By 2025 most of the Dumfries and Galloway landscape had been given over to energy production. These developments coincided with research revealing widespread outbreaks of the shakes and heart murmurs within rural populations due to the proximity of the wind turbines.
As a result, rural populations are relocated to Dumfries and other similar towns. These energy migrants seeking refuge led to an upsurge in the building industry. Although some Doonhamers were not happy, this was counterbalanced by new jobs in the housing market and a new building programe led by visionary planner Lisa Mckenzie. This new programe took advantage of the increased rainfall and rising water levels caused by climate change to create a huge network of canals connecting the new high rise buildings. The new programe led to the tripling of the population of Dumfries and other towns.

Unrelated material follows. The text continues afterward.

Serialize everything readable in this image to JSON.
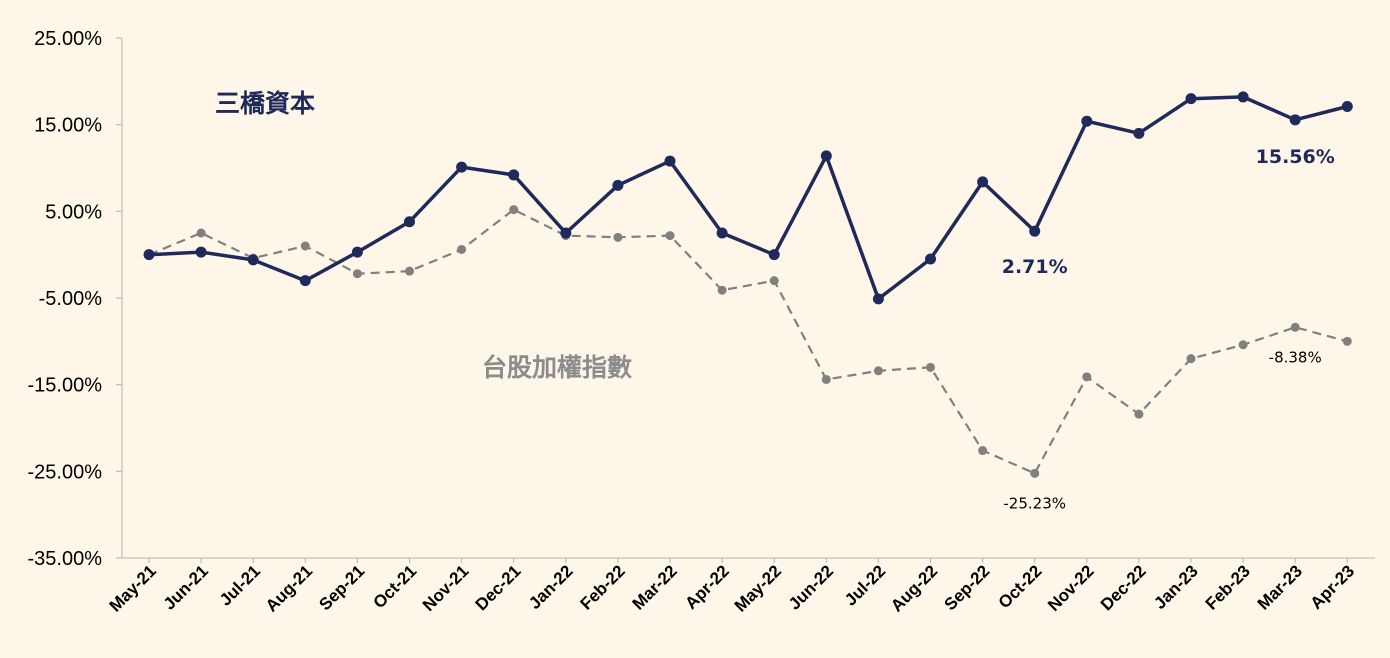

These new blocks with their mainly elderly residents (a rural demographic) became the focus for new strategies for energy conservation, transport and communication. These elderly energy migrants led moves to ban lithium batteries for portable devices, mobile phone use saved for long distance calls and a return to more analogue methods of communication. As boats replaced cars as the main modes of transport, the last car in Dumfries was melted down and made into whistles for the populations on these concrete islands. Known as the Jo Hodges whistle (after the owner of the last car) this simple device replaced the human whistle that was used in the new whistle code that was rapidly being developed by the water bound tower block residents. This new code (‘the Hodges coding system’) was used by the residents to communicate their needs to passing traders as they drifted past the blocks in their boats.